SoS gets a bit of stick here, especially for his notion of 'Physicalist Buddhism', but upon this realisation that a physicalist understands that their self-identity IS bollocks, I for one should apologise to him personally as I am guilty of having given him shit about it over the years. You were right, squire, it's not an entirely nonsensical notion. I apologise about that, sincerely.
...
james wrote:
I am sorry but your response here is utterly inappropriate as a response to the OP
For the dummies in the room the OP included a line bolded in red which subsequently stated
So now this creates a space for the idealist to meet the physicalist cordially over a coffee and
create World Peace without any mention of God or physicalism
surreptitious57 wrote:james wrote:
I am sorry but your response here is utterly inappropriate as a response to the OP
For the dummies in the room the OP included a line bolded in red which subsequently stated
So now this creates a space for the idealist to meet the physicalist cordially over a coffee and
create World Peace without any mention of God or physicalism
You propose a ridiculous reason as to why there is no world peace yet my response is deemed utterly inappropriate
World peace has never existed for as long as civilisation has existed but you think you have discovered the answer
Any chance of it being tested in the real world to see how effective it might be otherwise it is just empty rhetoric
Cito di Pense wrote:surreptitious57 wrote:james wrote:
I am sorry but your response here is utterly inappropriate as a response to the OP
For the dummies in the room the OP included a line bolded in red which subsequently stated
So now this creates a space for the idealist to meet the physicalist cordially over a coffee and
create World Peace without any mention of God or physicalism
You propose a ridiculous reason as to why there is no world peace yet my response is deemed utterly inappropriate
World peace has never existed for as long as civilisation has existed but you think you have discovered the answer
Any chance of it being tested in the real world to see how effective it might be otherwise it is just empty rhetoric
James doesn't start from 'the real world'. That in itself doesn't blunt your criticism of his proposal, but it does point to why you and he might end up talking past each other.
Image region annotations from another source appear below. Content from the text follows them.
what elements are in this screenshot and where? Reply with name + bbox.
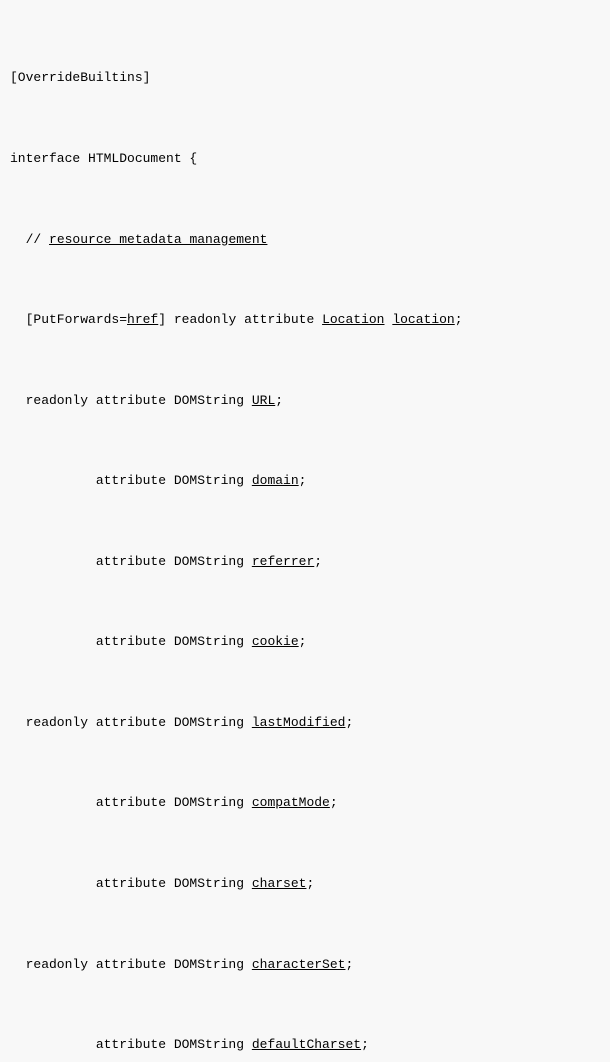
- line-3: // resource metadata management: [10, 230, 600, 250]
- line-9: readonly attribute DOMString lastModifie…: [10, 713, 600, 733]
- attr-cookie: cookie: [252, 634, 299, 649]
- line-7: attribute DOMString referrer;: [10, 552, 600, 572]
- type-location: Location: [322, 312, 384, 327]
- attr-defaultcharset: defaultCharset: [252, 1037, 361, 1052]
- attr-location: location: [392, 312, 454, 327]
- line-1: [OverrideBuiltins]: [10, 68, 600, 88]
- attr-referrer: referrer: [252, 554, 314, 569]
- attr-href: href: [127, 312, 158, 327]
- line-13: attribute DOMString defaultCharset;: [10, 1035, 600, 1055]
- code-viewer: [OverrideBuiltins] interface HTMLDocumen…: [0, 0, 610, 1062]
- attr-characterset: characterSet: [252, 957, 346, 972]
- line-12: readonly attribute DOMString characterSe…: [10, 955, 600, 975]
- attr-lastmodified: lastModified: [252, 715, 346, 730]
- attr-domain: domain: [252, 473, 299, 488]
- line-4: [PutForwards=href] readonly attribute Lo…: [10, 310, 600, 330]
- line-5: readonly attribute DOMString URL;: [10, 391, 600, 411]
- line-6: attribute DOMString domain;: [10, 471, 600, 491]
- attr-charset: charset: [252, 876, 307, 891]
- line-8: attribute DOMString cookie;: [10, 632, 600, 652]
- attr-compatmode: compatMode: [252, 795, 330, 810]
- attr-url: URL: [252, 393, 275, 408]
- line-11: attribute DOMString charset;: [10, 874, 600, 894]
- line-2: interface HTMLDocument {: [10, 149, 600, 169]
- comment-resource-metadata: resource metadata management: [49, 232, 267, 247]
- line-10: attribute DOMString compatMode;: [10, 793, 600, 813]
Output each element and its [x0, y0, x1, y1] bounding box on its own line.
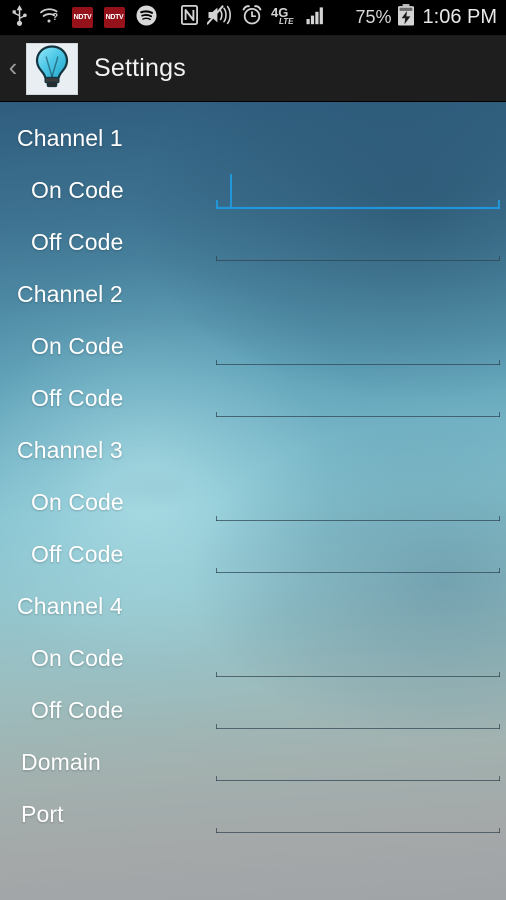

We will always be talking past anyone else in conversation when we have little or no interest in what somebody else is saying, and stick to reiterating our own views without incorporating any sense of why we might be disagreeing with somebody else. I just want to offer you a sense that you're not alone with the problem of making inappropriate responses to what someone else has said.
That said, "world peace" is a curious concept, when you think about it. You would be wise to ask where we even got the idea in the first place.